Hoch hinaus: Polizei und junge Muslime klettern gegen Vorurteile
Im Kletterpark Sögel treffen muslimische Jugendliche und Polizisten aufeinander. Schnell wird deutlich: Es geht um mehr als nur ein gemeinsames Klettern - es gibt viel, worüber gesprochen werden muss.
"Habe ich als Migrant überhaupt eine Chance bei euch - bei der Polizei?" Oder auch: "Trägst du das Kopftuch freiwillig?" Fragen wie diese stehen im Raum, als junge Muslime und Polizisten in Sögel (Landkreis Emsland) aufeinandertreffen. Das Klettern in der Höhe ist zwar der Anlass, aber die Gespräche gehen tief.
Das Projekt "Gemeinsam Sicherheit schaffen" will Vorurteile abbauen und Vertrauen aufbauen – in beide Richtungen.
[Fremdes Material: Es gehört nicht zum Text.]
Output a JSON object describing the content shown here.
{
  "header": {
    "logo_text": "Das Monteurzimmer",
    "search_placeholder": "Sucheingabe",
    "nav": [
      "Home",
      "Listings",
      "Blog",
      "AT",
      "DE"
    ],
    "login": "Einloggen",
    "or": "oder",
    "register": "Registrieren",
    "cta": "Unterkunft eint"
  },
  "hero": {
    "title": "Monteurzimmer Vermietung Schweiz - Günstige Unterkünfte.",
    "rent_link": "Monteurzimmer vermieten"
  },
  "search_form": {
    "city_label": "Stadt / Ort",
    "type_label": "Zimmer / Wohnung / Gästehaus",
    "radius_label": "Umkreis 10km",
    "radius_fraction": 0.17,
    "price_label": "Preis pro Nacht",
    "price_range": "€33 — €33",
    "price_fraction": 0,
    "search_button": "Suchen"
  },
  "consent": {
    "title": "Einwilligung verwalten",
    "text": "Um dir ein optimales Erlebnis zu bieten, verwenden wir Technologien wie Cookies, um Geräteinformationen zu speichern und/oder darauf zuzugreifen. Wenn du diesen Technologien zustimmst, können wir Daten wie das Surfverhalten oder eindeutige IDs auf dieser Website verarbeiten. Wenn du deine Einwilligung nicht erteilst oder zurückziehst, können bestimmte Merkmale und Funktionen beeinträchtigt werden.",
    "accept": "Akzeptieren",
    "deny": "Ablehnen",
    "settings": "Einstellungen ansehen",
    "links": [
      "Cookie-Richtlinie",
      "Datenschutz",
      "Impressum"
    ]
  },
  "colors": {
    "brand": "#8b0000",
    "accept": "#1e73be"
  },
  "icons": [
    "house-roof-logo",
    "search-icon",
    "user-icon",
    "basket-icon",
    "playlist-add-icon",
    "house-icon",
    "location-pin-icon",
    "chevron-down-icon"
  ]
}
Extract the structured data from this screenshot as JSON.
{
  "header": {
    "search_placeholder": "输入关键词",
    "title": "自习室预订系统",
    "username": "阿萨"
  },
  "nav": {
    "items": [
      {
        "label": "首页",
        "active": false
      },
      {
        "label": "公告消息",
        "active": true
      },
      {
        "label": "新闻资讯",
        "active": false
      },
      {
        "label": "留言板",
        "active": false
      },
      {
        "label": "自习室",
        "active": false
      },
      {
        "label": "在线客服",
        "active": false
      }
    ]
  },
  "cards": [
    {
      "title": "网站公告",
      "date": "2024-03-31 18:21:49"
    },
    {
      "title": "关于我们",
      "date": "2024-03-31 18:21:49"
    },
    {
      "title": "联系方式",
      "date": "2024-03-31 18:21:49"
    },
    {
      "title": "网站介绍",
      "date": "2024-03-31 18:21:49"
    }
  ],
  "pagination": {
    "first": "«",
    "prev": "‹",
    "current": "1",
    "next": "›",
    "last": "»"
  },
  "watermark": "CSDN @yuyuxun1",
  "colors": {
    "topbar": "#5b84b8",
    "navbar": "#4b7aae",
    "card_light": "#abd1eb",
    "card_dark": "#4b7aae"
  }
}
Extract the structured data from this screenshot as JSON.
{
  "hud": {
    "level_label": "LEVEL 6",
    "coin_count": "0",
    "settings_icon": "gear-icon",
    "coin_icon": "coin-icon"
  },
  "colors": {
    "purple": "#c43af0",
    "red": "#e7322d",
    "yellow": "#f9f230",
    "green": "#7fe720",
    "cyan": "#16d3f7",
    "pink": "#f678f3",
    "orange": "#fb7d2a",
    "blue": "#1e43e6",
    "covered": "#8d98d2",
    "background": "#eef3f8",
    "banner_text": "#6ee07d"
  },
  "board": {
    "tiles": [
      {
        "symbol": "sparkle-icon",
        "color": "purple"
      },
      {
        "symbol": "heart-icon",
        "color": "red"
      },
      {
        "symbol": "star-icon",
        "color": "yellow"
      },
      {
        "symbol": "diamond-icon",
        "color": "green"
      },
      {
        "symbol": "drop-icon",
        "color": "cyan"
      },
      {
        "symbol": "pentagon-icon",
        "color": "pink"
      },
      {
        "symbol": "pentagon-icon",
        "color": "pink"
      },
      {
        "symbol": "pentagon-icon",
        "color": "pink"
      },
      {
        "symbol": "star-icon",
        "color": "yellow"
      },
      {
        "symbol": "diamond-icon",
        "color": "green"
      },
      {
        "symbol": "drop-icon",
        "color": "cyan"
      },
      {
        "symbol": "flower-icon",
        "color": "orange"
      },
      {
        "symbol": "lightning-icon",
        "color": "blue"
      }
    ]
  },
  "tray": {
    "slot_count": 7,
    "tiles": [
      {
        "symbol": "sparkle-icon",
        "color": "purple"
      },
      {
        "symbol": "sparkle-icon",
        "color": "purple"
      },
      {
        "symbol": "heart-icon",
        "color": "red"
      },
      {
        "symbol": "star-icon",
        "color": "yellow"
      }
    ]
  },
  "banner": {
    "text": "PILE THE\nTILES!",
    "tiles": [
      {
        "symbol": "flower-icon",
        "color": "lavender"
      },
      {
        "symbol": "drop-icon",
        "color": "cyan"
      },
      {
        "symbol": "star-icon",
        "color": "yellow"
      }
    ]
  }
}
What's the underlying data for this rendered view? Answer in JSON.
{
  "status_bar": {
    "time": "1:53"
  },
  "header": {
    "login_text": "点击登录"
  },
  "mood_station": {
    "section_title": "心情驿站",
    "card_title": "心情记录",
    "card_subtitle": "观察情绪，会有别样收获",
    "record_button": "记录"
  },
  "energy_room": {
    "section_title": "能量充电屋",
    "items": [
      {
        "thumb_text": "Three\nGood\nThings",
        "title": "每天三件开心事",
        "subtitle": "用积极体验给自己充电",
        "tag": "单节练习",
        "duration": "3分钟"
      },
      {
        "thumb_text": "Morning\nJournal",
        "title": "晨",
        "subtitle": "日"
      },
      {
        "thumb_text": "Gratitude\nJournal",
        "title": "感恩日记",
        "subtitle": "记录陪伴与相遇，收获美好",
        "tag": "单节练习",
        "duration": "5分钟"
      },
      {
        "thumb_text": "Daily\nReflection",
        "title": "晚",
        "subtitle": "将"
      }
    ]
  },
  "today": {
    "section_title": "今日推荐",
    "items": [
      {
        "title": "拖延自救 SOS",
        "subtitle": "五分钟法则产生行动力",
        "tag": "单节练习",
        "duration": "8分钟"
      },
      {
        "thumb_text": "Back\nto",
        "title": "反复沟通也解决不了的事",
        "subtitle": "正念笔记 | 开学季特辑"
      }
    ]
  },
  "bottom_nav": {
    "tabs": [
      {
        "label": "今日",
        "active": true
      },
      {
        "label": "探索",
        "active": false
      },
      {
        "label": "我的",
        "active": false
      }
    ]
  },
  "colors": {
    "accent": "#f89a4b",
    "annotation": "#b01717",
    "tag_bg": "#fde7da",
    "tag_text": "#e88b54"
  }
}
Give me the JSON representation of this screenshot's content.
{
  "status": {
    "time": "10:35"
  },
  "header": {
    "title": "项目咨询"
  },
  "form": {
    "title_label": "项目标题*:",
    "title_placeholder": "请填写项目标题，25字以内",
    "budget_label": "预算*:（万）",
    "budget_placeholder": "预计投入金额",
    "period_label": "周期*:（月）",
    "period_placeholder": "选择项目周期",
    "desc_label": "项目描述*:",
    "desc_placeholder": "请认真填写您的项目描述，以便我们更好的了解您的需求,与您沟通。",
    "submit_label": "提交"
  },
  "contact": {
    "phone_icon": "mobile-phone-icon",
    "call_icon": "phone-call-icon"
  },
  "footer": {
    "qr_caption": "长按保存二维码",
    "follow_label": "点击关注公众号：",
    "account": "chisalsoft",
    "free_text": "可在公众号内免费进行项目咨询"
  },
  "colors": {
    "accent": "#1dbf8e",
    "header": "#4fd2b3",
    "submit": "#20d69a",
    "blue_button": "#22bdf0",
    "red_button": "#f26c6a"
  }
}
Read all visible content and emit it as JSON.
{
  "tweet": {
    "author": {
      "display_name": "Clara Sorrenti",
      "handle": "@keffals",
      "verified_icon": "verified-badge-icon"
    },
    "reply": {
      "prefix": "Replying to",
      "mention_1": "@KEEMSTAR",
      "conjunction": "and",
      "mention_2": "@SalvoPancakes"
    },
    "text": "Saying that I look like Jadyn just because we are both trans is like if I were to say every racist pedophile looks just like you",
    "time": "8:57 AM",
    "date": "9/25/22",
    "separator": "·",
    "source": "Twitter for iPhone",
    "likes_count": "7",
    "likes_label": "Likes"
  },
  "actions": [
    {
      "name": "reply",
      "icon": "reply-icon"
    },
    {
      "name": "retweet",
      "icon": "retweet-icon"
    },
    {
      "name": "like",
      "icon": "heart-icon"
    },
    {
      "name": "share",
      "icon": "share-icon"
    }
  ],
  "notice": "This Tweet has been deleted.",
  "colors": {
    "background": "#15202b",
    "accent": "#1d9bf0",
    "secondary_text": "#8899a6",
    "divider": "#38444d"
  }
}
Dafür kooperiert die Muslimische Jugendcommunity Osnabrücker Land (MUJOS) regelmäßig mit der Polizeidirektion Osnabrück und der Polizeiinspektion Osnabrück, um Orte des Austauschs zu schaffen.
Misstrauen gegenüber Polizeibeamten
Einige der muslimischen Jugendlichen haben eine Flucht- oder Migrationsgeschichte und in der Vergangenheit schlechte Erfahrungen mit der Polizei in ihren Herkunfts- und Heimatländern gemacht. "Viele Jugendliche haben mir Geschichten erzählt, bei denen ich wirklich Zeit brauche, um das zu verarbeiten", berichtet Dua Zeitun, Koordinatorin der muslimischen Jugendcommunity Osnabrücker Land. "Ich hatte einen jungen Mann, der erzählt hat, wie sein Vater in seinem Heimatland von der Polizei vor seinen Augen erschossen worden ist". Solche Erfahrungen hinterlassen tiefes Misstrauen, das nur schwer abzubauen ist.
Unliebsame Sticheleien und Vorurteile im Alltag
"Die halten mich doch nur an, weil ich Ausländer bin." Aussagen wie diese sind den Polizeibeamten nicht unbekannt, und sie wissen, wie sehr solche Sprüche das Misstrauen verstärken können. Vor einiger Zeit haben beide Seiten genau zu diesem Thema für ihren YouTube-Kanal Kurzvideos gedreht, um diese Vorurteile offen anzusprechen und darüber zu diskutieren. Der Austausch soll dazu beitragen, ein vielfältigeres Bild von der Polizei zu vermitteln.
Verzerrtes Bild in Sozialen Netzwerken
Bei einem vorherigen Treffen im Sommer ging es auch um die Macht der sozialen Medien. Wenn Videos von Polizeigewalt, oft aus dem Kontext gerissen, sich rasend schnell verbreiten, sorge das für Unsicherheit, berichtete Dua Zeitun. Die Theologin hat in den letzten acht Jahren mehr als 300 muslimische Jugendliche begleitet. Sie versucht zu vermitteln, wenn Jugendliche ihr solche Videos schicken und fragen: 'Darf ein Polizist das?' Zeitun beruhigt sie, weist darauf hin, dass solche Vorfälle oft nur Momentaufnahmen sind und nicht das ganze Bild zeigen.
Offener Austausch – vielfältige Perspektiven
Für viele der Jugendlichen ist es eine neue Erfahrung, Polizisten außerhalb ihres Dienstes kennenzulernen und in einen offenen Austausch zu treten. Das Fazit: "Wir müssen als Polizei noch viel offener werden", findet Niki Simon, die Leiterin der Polizeiinspektion Emsland/Grafschaft Bentheim. In einem sind sich alle einig: Ein 'Wir' und 'Ihr' soll es nicht mehr geben.
Brücken bauen für die Zukunft
Emin Odman, der seit knapp 18 Jahren bei der Polizei arbeitet und selbst türkische Wurzeln hat, sagt: "Wenn wir dadurch auch nur ein, zwei, drei Leute für den Polizeiberuf begeistern können, dann haben wir doch schon gewonnen" Gülcin Aslan, eine der Teilnehmerinnen, ist von diesem offenen Austausch positiv überrascht: "Ich finde, das sind super-nette Menschen, sehr sympathisch und alle wirklich super-offen." Die Organisatoren planen, das Projekt fortzusetzen – vielleicht schon bald in Zusammenarbeit mit Moscheegemeinden. Die dafür nötigen Förderanträge laufen bereits.